A View of How Machine Learning in Drug Discovery Works in Practice

A fairly broad effort is underway to make small molecule drug discovery faster, cheaper, and less onerous by employing machine learning strategies. Implementations of this and related approaches are common in the growing longevity industry, for reasons that may have to do with the overlap of interests in longevity and artificial intelligence in the Bay Area entrepreneurial and venture communities, where it is comparatively common for people to make the leap from the software industry to biotechnology, and look for ways to apply their existing skills to a new industry.

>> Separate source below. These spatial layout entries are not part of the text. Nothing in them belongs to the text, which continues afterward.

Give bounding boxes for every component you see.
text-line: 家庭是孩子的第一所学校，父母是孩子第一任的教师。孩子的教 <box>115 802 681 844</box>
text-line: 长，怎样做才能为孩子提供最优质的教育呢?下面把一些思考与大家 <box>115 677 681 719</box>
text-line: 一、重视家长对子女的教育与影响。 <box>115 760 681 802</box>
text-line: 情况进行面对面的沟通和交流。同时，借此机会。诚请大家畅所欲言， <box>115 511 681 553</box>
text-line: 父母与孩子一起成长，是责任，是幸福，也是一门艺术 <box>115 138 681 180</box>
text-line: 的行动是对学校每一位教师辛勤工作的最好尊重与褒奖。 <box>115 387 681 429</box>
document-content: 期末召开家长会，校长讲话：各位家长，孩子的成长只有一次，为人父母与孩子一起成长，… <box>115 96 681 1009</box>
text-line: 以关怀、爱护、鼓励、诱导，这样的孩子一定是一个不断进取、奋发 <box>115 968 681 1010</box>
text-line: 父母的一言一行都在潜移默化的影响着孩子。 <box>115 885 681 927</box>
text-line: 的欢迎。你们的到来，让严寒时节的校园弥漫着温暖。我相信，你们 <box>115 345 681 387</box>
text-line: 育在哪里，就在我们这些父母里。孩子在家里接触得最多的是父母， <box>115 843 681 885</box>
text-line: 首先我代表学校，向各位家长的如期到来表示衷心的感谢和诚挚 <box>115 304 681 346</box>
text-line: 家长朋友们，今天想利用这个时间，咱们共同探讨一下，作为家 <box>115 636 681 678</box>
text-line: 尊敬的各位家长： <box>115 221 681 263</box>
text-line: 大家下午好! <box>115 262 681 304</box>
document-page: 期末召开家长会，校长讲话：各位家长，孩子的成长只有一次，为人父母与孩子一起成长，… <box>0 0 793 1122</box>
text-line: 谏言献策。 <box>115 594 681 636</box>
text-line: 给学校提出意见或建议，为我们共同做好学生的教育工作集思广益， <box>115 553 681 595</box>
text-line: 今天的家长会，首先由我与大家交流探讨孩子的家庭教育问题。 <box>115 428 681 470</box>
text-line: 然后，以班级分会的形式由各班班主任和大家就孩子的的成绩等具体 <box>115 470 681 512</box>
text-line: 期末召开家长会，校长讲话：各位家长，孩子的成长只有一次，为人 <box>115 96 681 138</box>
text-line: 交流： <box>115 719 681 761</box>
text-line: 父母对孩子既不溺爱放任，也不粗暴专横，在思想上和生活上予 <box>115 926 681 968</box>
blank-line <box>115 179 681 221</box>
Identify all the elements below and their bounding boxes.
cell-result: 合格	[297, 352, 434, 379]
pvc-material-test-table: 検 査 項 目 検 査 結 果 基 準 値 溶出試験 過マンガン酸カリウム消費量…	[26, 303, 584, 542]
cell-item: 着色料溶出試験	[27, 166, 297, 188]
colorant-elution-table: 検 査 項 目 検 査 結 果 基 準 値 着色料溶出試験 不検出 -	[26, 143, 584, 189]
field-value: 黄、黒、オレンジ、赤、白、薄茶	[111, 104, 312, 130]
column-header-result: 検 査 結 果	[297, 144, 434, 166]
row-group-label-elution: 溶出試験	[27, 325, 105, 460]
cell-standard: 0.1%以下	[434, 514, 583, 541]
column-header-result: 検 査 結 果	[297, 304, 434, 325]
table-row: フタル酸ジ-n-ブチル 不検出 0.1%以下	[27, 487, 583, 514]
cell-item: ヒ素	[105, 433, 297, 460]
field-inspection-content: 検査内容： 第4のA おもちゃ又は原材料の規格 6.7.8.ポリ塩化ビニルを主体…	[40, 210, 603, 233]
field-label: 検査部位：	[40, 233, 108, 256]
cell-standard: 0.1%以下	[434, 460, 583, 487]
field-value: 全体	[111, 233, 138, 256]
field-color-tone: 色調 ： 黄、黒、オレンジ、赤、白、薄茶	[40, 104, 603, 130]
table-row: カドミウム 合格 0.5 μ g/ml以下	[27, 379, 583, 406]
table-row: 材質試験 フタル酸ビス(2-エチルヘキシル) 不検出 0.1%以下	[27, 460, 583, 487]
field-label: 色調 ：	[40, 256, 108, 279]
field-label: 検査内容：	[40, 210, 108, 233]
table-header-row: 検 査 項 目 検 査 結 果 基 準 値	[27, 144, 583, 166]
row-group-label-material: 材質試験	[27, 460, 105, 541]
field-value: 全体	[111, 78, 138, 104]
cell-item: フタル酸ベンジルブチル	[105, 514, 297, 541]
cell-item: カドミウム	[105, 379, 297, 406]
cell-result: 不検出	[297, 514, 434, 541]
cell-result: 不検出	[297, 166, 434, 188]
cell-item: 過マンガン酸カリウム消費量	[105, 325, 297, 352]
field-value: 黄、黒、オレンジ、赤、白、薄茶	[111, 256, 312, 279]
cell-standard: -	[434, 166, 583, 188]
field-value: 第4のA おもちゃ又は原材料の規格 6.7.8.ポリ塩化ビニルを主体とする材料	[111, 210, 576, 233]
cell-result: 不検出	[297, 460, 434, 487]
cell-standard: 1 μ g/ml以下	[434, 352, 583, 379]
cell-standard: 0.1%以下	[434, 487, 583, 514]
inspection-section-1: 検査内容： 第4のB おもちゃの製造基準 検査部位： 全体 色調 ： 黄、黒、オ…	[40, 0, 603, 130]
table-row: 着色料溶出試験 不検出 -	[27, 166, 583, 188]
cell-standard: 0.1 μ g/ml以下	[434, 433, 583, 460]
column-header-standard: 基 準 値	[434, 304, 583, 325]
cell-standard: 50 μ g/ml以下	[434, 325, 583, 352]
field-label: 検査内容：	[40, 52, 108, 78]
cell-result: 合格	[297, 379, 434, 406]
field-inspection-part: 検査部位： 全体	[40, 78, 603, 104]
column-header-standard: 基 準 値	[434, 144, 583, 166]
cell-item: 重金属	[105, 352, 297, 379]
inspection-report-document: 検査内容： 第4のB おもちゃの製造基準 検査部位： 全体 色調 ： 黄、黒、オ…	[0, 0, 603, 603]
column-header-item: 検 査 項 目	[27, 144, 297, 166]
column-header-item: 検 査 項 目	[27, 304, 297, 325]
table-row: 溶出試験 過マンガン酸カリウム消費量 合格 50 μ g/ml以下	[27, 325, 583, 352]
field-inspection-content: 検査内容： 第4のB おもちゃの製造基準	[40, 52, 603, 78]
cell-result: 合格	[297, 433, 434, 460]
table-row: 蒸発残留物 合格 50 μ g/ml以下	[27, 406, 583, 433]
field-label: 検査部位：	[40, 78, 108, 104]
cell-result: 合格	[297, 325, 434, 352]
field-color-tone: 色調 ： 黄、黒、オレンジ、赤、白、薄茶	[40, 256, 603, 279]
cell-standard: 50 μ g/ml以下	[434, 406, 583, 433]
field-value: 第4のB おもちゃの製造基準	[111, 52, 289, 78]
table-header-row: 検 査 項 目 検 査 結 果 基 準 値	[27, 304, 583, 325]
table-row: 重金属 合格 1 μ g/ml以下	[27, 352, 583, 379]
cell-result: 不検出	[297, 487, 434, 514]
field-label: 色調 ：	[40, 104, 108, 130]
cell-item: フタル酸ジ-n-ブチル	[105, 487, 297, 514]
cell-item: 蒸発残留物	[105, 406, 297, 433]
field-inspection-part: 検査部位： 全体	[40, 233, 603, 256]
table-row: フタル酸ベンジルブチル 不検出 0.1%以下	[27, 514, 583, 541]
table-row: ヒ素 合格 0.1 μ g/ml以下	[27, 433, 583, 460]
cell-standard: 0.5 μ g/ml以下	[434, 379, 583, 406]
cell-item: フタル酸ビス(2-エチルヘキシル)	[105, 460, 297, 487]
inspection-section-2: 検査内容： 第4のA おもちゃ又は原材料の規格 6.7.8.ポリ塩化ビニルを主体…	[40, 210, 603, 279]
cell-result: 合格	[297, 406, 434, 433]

A number of drug development platform companies have at least started out with a focus on aging, such as Insilico Medicine, BioAge, and so forth. If you are curious about how one goes about accelerating small molecule drug discovery in this way, look no further than this open access paper, which discusses some of Insilico Medicine's recent work in enough detail to get a taste of it.

Aging biology is a promising and burgeoning research area that can yield dual-purpose pathways and protein targets that may impact multiple diseases, while retarding or possibly even reversing age-associated processes. One widely used approach to classify a multiplicity of mechanisms driving the aging process is the hallmarks of aging. In addition to the classic nine hallmarks of aging, processes such as extracellular matrix stiffness, chronic inflammation, and activation of retrotransposons are also often considered, given their strong association with aging.

In this study, we used a variety of target identification and prioritization techniques offered by the AI-powered PandaOmics platform, to propose a list of promising novel aging-associated targets that may be used for drug discovery. We also propose a list of more classical targets that may be used for drug repurposing within each hallmark of aging. Most of the top targets generated by this comprehensive analysis play a role in inflammation and extracellular matrix stiffness, highlighting the relevance of these processes as therapeutic targets in aging and age-related diseases.

Overall, our study reveals both high confidence and novel targets associated with multiple hallmarks of aging and demonstrates application of the PandaOmics platform to target discovery across multiple disease areas.